Souverain compétent, habile et énergique, il se préoccupa de justice sociale, développa l'économie locale, freinant ainsi la domination commerciale des puissances italiennes, et encouragea un renouveau des arts et des lettres. Avec sa femme Irène Lascarine, il fonda de nombreuses œuvres charitables qui lui valurent, peu après sa mort, d'être considéré comme un saint par les Grecs d'Asie mineure. Il fut enterré au monastère de Sosandra près de Nymphaion[4].
Jeunesse et accession au trône
Jean III Doukas Vatatzès naquit vers 1192 à Didymotique. Son père, Basile Vatatzès, exerçait la charge de domestique[5]. Par sa mère, il était le petit-fils de Constantin Ange et de Theodora Comnène Angelina, fille d'Alexis Ier Comnène. Les Vatatzès (en) appartenaient à la haute noblesse militaire de Thrace et certains des membres de la famille faisaient partie du Sénat. La famille était apparentée aux Comnène, aux Doukas, aux Ange et aux Lascaris[6]. Après la conquête de Constantinople en 1204, Jean Doukas Vatatzès vint s'installer à Nymphaion, que Théodore Ier Lascaris avait choisi comme capitale de l'Empire de Nicée[7]. Grâce à l'un de ses oncles, prêtre au palais et conseiller de l'empereur, le jeune Jean fut pris au service de l'empereur[5]. Ce dernier apprécia si bien le talent et le caractère moral du jeune homme qu'il lui octroya le titre de protovestiaire. En 1212, l'empereur lui fit épouser sa propre fille, Irène, et n'ayant pas d'héritier mâle, désigna Vatatzès comme son successeur[8].

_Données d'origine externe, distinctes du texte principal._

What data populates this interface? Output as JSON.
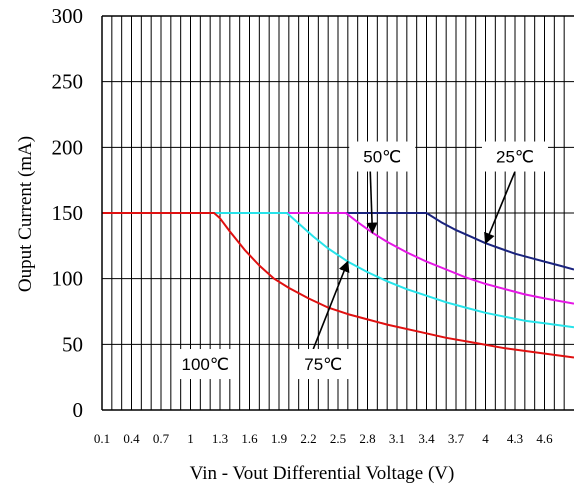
{
  "chart_data": {
    "type": "line",
    "title": "",
    "xlabel": "Vin - Vout Differential Voltage (V)",
    "ylabel": "Ouput Current (mA)",
    "xlim": [
      0.1,
      4.9
    ],
    "ylim": [
      0,
      300
    ],
    "grid": true,
    "x_ticks": [
      "0.1",
      "0.4",
      "0.7",
      "1",
      "1.3",
      "1.6",
      "1.9",
      "2.2",
      "2.5",
      "2.8",
      "3.1",
      "3.4",
      "3.7",
      "4",
      "4.3",
      "4.6"
    ],
    "y_ticks": [
      "0",
      "50",
      "100",
      "150",
      "200",
      "250",
      "300"
    ],
    "series": [
      {
        "name": "25℃",
        "color": "#1a237e",
        "x": [
          0.1,
          3.4,
          3.55,
          3.7,
          3.85,
          4.0,
          4.15,
          4.3,
          4.45,
          4.6,
          4.75,
          4.9
        ],
        "y": [
          150,
          150,
          143,
          137,
          132,
          127,
          123,
          119,
          116,
          113,
          110,
          107
        ]
      },
      {
        "name": "50℃",
        "color": "#e617e6",
        "x": [
          0.1,
          2.58,
          2.7,
          2.85,
          3.0,
          3.2,
          3.4,
          3.6,
          3.8,
          4.0,
          4.2,
          4.4,
          4.6,
          4.9
        ],
        "y": [
          150,
          150,
          143,
          135,
          128,
          120,
          113,
          107,
          101,
          96,
          92,
          88,
          85,
          81
        ]
      },
      {
        "name": "75℃",
        "color": "#26e3ea",
        "x": [
          0.1,
          1.98,
          2.1,
          2.25,
          2.4,
          2.6,
          2.8,
          3.0,
          3.2,
          3.4,
          3.6,
          3.8,
          4.0,
          4.2,
          4.4,
          4.6,
          4.9
        ],
        "y": [
          150,
          150,
          142,
          132,
          123,
          113,
          105,
          98,
          92,
          87,
          82,
          78,
          74,
          71,
          68,
          66,
          63
        ]
      },
      {
        "name": "100℃",
        "color": "#e01010",
        "x": [
          0.1,
          1.24,
          1.3,
          1.4,
          1.55,
          1.7,
          1.85,
          2.0,
          2.2,
          2.4,
          2.6,
          2.8,
          3.0,
          3.3,
          3.6,
          3.9,
          4.2,
          4.5,
          4.9
        ],
        "y": [
          150,
          150,
          146,
          136,
          122,
          110,
          100,
          93,
          85,
          78,
          73,
          69,
          65,
          60,
          55,
          51,
          47,
          44,
          40
        ]
      }
    ],
    "annotations": [
      {
        "text": "25℃",
        "series": "25℃",
        "arrow_to": [
          4.0,
          127
        ]
      },
      {
        "text": "50℃",
        "series": "50℃",
        "arrow_to": [
          2.85,
          135
        ]
      },
      {
        "text": "75℃",
        "series": "75℃",
        "arrow_to": [
          2.6,
          113
        ]
      },
      {
        "text": "100℃",
        "series": "100℃"
      }
    ]
  }
}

À la mort de Théodore Ier en 1222, Jean Vatatzès fut couronné empereur, déclenchant ainsi une querelle de succession[9]. Deux des quatre frères de Théodore Lascaris revendiquèrent le trône, estimant qu'ils avaient davantage de droits à la succession que le mari de la fille de l'empereur défunt. Ils se hâtèrent d'aller à Constantinople demander l'appui de l'empereur latin. Le jeune empereur Robert de Courtenay s'empressa de les obliger et lança une expédition qui fut anéantie par les forces de Jean Vatatzès à Poimanenon (en), l'endroit même où vingt-deux ans auparavant son beau-père avait été défait par les Latins. Les deux prétendants furent faits prisonniers et Vatatzès put s'installer fermement au pouvoir[10],[11].
Politique étrangère
Jean III Doukas Vatatzès continua l'œuvre de son prédécesseur dont l'objectif premier était la reconquête de Constantinople et le rétablissement de l'Empire byzantin[12]. Ses principaux rivaux dans la région étaient le despote d'Épire et le tsar de Bulgarie, lesquels voulaient également (re)conquérir Constantinople, l'Empire latin de Constantinople, le sultanat de Roum et l'Empire de Trébizonde[12].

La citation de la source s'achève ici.